ATROPHIC CONDITIONS
With the cessation of ovarian follicular activity at the menopause, blood estrogen levels become much lower than during normal reproductive life. This decrease has just as an important effect upon the vulvar and vaginal tissues as upon the uterine lining. This is a normal physiologic process and, in the early stages, may give rise to no subjective manifestations, although it can usually be observed clinically as a general shrinking in the caliber of the vaginal canal, with shortening of the fornices. The rugae become less prominent, and the epithelium is of a pale rather than a rosy hue and is increasingly friable. Cracking, vulvar itching, dyspareunia, and postcoital bleeding may be early signs of estro- gen loss. Because the vagina normally harbors many different pathogenic bacteria in a quiescent state, as the result of estrogen deficiency the progressive decrease in the resistance of the vaginal epithelium often leads to inflammation and an increased risk of infection. There is a change in vaginal pH toward the alkaline as the normal vaginal flora are lost.
The histology of the vagina after the menopause is characterized by a
thin superficial epithelium. In the subepithelium is found a diffuse infiltration
of both polymorphonuclear leukocytes and lymphocytes. The stroma is edematous.
Correspondingly, the smear from the postmenopausal vagina shows cells typical
of complete atrophy, with a heavy influx of polymorphonu-clear leukocytes.

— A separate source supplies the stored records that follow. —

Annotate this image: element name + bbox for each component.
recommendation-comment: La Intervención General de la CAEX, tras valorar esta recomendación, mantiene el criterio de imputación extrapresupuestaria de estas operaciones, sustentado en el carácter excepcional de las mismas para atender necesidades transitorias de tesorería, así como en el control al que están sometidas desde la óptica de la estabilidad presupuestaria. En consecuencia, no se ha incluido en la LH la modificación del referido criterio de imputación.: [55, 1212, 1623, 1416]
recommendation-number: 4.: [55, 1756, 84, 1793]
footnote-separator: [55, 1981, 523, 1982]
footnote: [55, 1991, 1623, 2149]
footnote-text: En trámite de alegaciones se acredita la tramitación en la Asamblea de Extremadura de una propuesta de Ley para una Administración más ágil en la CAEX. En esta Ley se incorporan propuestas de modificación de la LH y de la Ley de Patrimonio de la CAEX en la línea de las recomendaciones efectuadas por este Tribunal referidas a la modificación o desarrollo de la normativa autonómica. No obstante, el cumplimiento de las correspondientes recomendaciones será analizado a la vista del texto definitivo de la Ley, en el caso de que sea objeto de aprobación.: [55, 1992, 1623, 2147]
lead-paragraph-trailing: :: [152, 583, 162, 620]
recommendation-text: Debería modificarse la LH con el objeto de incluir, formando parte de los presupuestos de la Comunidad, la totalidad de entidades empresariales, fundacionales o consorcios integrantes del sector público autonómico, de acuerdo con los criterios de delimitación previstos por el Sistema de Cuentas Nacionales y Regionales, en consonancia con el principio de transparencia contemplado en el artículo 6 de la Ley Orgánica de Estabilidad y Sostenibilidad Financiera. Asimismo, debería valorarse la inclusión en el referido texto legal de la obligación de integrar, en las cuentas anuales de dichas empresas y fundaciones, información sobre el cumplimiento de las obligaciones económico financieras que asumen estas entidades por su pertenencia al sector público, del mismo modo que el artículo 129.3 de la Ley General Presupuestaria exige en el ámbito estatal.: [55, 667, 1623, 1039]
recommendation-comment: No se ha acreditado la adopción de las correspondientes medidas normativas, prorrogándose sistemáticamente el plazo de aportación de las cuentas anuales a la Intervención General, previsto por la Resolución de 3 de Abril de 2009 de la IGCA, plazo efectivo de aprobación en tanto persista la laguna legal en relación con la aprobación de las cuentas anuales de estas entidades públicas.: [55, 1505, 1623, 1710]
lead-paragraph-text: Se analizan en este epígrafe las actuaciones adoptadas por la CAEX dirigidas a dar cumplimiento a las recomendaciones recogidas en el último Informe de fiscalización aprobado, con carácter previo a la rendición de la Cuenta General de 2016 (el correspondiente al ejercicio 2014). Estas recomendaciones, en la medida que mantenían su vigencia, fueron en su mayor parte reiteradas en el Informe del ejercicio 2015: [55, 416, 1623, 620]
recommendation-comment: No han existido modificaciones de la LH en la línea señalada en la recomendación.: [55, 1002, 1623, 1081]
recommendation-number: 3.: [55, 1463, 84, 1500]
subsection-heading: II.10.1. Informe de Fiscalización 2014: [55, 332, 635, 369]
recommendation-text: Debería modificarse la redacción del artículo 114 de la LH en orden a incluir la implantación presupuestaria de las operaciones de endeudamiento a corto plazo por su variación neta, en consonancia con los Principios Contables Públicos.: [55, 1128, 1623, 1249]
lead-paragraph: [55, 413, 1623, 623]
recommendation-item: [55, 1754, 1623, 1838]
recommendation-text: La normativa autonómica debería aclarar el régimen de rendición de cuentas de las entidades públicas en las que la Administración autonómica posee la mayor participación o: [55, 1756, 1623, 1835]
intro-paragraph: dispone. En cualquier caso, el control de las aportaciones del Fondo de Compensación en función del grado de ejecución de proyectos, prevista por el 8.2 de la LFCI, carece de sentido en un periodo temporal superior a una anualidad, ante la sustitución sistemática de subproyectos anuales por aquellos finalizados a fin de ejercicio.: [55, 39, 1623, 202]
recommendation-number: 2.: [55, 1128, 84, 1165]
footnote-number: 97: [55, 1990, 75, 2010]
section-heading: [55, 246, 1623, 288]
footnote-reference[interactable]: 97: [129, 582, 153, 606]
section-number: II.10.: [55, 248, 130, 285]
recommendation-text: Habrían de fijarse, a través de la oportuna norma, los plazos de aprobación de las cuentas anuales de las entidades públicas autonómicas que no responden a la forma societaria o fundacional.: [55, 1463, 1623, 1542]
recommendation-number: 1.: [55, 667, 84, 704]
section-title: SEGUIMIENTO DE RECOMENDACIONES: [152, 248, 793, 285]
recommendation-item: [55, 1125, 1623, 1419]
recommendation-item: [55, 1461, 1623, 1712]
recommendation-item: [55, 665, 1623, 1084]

The clinical picture of atrophic vaginitis is quite characteristic. The
vagina is narrowed, especially near the apex, making visualization of the
cervix difficult. The thin epithelium is covered with numerous small petechial
hemorrhages; in some areas, these have coalesced with breakdown of the
superficial epithelium and the formation of small ulcerations. The epithelium
around the hemorrhages and denuded areas exhibits marked pallor and almost
complete absence of rugae. A thin, pale, malodorous, and irritating discharge
is usually present. Clinically, the condition may be con- fused with a Trichomonas
infection, and infestation with
T. vaginalis is not
infrequently superimposed upon senile vaginitis. Almost any type of bacterial
organism may be involved, and the infection is usually mixed.
As the condition advances, attempts at regeneration and repair lead to
the formation of adhesions, which at first are filmy and friable but which
eventually become firm and fibrous and may occlude a part or the entire vagina. A
speculum view of this type of case is seen in the middle of the plate, with
trabecular adhesions running across the upper vagina, like stalactites, completely
obliterating the canal and obscuring the cervix. Significant atrophic vaginitis,
both in the early and in the late stage, may lead to postmenopausal bleeding
and is one of the commonest causes of this symptom.
In the milder forms, a pinkish discharge may result from chafing of
denuded areas, whereas in the advanced stage, rupture of one of the adhesions
as a result of trauma may result in profuse hemorrhage. The latter is to be
particularly avoided during pelvic examinations on elderly women or in the
course of a vaginal prepara- tion for an operative procedure. A tear of one of
these adhesions may extend upward into the broad ligament and cause direct
injury to the uterine vessels.
Therapy consists of estrogen replacement, either topically or
systemically. Care must be exercised with topical therapy in these patients,
for up to 25% of estrogen placed in the vagina may be absorbed into the
circulation. This amount may be even greater for patients with atrophic
changes. Continuous estrogen exposure without periodic or concomitant
progestins increases the risk of endometrial carcinoma six- to eightfold when the uterus is present.